Junior Aaron Schepps, who will serve as the Tower Light’s editor-in-chief during the 2013 fall semester, said he was both surprised and bewildered by the proposed cut.

“The budget was cut before asking me how the Tower Light is made,” Schepps said. “The way I perceive a budget to be built is to say, ‘Hey, here’s how much we used, here’s how much we want to use next year.’ Instead, I was told, ‘You are going to cut 33 percent.”

Wilhelmsen said that the Tower Light would have the ability to return at the beginning of the new school year and request additional money from the discretionary fund.

Rozsa questioned the necessity of the cuts, especially for a publication like the Tower Light.

“Why do we need to cut the budget?” Rozsa said. “We’re not hurting for money. Instead, we’re using it to create a work of art.”

Kearney said the Tower Light is an important facet of the college’s arts education.

“Student poets, writers, photographers, and graphic designers produce the publication. They attend lectures and workshops led by our robust Visiting Writers Program,” Kearney said. “Students then imitate those successful poets, novelists, and essayists—and they do so in a conscious conversation with the curriculum of the College.”

Schepps also worried that the quality of the Tower Light would suffer if the new cuts were made official.

“The Tower Light has increased immensely in quality over the years,” Schepps said. “I did a lot of looking at other top literary journals and subscribed to professional journals, and the Tower Light is very competitive.”

Wilhelmsen said the quality of the Tower Light is not at stake.

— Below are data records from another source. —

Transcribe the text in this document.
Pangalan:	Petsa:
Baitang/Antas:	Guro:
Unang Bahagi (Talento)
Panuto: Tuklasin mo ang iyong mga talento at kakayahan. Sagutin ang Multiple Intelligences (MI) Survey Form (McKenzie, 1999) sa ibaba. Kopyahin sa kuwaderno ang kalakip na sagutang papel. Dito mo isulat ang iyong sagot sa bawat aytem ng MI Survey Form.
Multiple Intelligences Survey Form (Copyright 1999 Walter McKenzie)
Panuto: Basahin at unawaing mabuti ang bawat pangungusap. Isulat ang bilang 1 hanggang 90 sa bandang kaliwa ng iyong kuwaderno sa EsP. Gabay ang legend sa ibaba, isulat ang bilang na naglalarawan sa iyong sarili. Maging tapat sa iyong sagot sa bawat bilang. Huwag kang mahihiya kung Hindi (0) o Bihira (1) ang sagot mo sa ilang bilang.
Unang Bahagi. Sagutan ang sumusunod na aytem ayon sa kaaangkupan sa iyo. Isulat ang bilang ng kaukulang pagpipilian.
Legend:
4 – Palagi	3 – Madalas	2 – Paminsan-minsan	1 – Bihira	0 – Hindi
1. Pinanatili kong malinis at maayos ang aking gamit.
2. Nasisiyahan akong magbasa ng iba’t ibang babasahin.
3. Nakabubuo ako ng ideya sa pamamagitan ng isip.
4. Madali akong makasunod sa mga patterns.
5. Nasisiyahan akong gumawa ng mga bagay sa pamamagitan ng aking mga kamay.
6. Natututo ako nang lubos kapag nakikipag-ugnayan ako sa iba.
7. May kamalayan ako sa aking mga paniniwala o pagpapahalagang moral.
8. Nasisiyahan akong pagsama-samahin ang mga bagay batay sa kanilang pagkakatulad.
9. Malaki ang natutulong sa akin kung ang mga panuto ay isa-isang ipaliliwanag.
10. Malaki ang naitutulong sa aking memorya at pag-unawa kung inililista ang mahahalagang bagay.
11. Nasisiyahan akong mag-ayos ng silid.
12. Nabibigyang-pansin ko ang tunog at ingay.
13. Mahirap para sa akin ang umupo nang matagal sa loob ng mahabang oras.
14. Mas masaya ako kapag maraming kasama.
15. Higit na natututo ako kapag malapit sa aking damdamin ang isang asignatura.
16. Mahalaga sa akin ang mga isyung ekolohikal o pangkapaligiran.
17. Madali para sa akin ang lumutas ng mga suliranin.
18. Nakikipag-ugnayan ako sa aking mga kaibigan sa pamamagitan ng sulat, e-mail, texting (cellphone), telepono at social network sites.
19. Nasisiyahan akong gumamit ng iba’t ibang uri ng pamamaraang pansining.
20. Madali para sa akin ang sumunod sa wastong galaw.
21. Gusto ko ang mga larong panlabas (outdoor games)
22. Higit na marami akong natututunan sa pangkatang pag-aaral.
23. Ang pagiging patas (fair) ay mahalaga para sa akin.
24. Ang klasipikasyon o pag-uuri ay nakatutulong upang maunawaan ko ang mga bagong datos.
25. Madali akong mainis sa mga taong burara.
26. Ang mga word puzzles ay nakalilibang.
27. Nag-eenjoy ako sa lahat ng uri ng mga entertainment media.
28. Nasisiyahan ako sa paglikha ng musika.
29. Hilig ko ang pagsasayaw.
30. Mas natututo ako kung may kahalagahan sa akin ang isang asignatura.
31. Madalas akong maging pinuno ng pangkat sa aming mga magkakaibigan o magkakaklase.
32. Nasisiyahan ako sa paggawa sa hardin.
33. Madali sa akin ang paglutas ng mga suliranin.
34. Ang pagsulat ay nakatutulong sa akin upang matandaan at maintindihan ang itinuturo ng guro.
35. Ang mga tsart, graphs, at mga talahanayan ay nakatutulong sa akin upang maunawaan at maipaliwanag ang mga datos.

“They claim that the quality will drop, but it doesn’t make sense. Just produce less copies of the same thing. We don’t want to damage the ability of the Tower Light to produce their product,” Wilhelmsen said.

Wilhelmsen also expressed a concern that excess copies were going to members of the faculty and of the staff.

“The faculty and staff don’t pay student fees. They’re given copies of the Tower Light on the students’ dime,” Wilhelmsen said. “Our constitution says that the money we use must be for the benefit of the students.”

Schepps noted, among other things, that the publication is used by the admissions department of the college to showcase the skills and talents of current students to prospective students.

Other proposed cuts include a $4,000 reduction in the publication budget for the Winona yearbook, as well as a nearly 50 percent cut in the budget for student planners.

Those who wish to contribute their thoughts to the debate can do so at the Student Fed meeting tonight at 5:00 p.m. in the Knorr room next to the old snack bar.